A national survey reveals that physicians are the most aggressive drivers, electricians fail to signal when exiting roundabouts, and HR personnel are unable to park.

These, according to the multi-occupational study, are only a few of the direct correlations that exist between occupations and driving practices; the findings are unexpected.

The study as a whole demonstrates that construction professionals are the fastest drivers on the road, with seven out of ten (71 per cent) admitting to frequently exceeding the speed limit and occupying the fast lane on the motorway (15 per cent).

Despite this, medical professionals are the most irate on the roads, according to a survey of 2,000 Britons; one-fourth of them (26 per cent) routinely express their irritation at other motorists through rude hand gestures and shouting (14 per cent).

It was discovered that 90 per cent of hairdressers are the friendliest drivers, as they consistently express gratitude to other commuters for allowing them to pass.

Additionally, they extend a reciprocal favor by releasing an average of thirteen drivers per week, which surpasses the British average of ten.

We Buy Any Car data indicates, however, that HR personnel are the worst at parallel parking, with nearly half of them consistently crashing into the kerb and three-fifths stating that it takes them multiple attempts to enter a parking space.

A third of electricians acknowledge that when exiting a roundabout, they do not always indicate.

In regards to last-minute mergers, the highest percentage of guilty parties are solicitors (22 per cent), followed by media professionals (20 per cent) and entrepreneurs (19 per cent).

Richard Evans, the chief of technical services at We Buy Any Car, remarked, “It’s been fascinating to see how the professions we hold and the driving habits we maintain can be compared.”Poll: Doctors aggressive drivers, hairdressers friendliest

Although it may be challenging to intervene in last-minute merging by a solicitor or convince a builder to adhere to the speed limit, we consistently advocate for drivers to heed traffic laws and evaluate whether their vehicle, be it a car or van, contributes to the burdensome nature of their commute.

Additionally, 92 per cent of the nation’s drivers believe that transportation can be extremely stressful, according to the data.

Driving Behaviors and Roadway Stress Factors

The primary causes of driver tension are heavy traffic volumes (71 per cent), aggressive drivers (52 per cent), excessive road closures (26 per cent), perplexing road layouts (22 per cent), and infuriating speed limits (21 per cent).
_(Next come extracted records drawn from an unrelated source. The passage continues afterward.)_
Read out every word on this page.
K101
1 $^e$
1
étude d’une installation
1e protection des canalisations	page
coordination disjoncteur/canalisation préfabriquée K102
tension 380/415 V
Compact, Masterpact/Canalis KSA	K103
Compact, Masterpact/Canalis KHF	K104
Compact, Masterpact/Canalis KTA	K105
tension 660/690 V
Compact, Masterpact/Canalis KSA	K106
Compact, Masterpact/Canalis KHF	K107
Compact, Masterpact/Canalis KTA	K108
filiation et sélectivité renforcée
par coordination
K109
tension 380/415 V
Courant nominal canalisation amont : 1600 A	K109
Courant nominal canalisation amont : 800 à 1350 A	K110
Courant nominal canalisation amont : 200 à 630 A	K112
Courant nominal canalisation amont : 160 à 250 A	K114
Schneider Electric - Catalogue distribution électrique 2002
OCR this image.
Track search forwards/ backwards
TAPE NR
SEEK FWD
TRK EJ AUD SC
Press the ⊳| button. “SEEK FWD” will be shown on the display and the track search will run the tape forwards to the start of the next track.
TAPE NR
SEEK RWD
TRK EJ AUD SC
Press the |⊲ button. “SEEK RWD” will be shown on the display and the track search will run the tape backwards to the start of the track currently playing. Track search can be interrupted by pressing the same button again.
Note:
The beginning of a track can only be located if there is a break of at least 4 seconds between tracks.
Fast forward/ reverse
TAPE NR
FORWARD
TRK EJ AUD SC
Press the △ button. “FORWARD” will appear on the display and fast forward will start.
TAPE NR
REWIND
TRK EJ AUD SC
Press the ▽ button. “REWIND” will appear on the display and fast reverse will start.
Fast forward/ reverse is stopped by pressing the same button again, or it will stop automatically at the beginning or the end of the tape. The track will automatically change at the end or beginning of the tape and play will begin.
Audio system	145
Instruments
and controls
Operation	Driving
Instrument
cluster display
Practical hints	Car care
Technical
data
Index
Four per cent express concern about driving due to the age of their vehicle, whereas three per cent merely despise their automobile.

One-fourth admit that their level of kindness and consideration as a driver is contingent upon their disposition, whereas more than three-quarters believe they are such.

Almost all motorists (96 per cent) believe that time spent on the roadways would be more enjoyable if everyone were a little friendlier.

An overwhelming 98 per cent of the British population believes they are safe drivers, and an additional 99 per cent consider themselves to be excellent drivers.

Despite this, 7 per cent of drivers report having been involved in an accident within the past year, and a quarter of drivers commonly experience anger while operating a motor vehicle.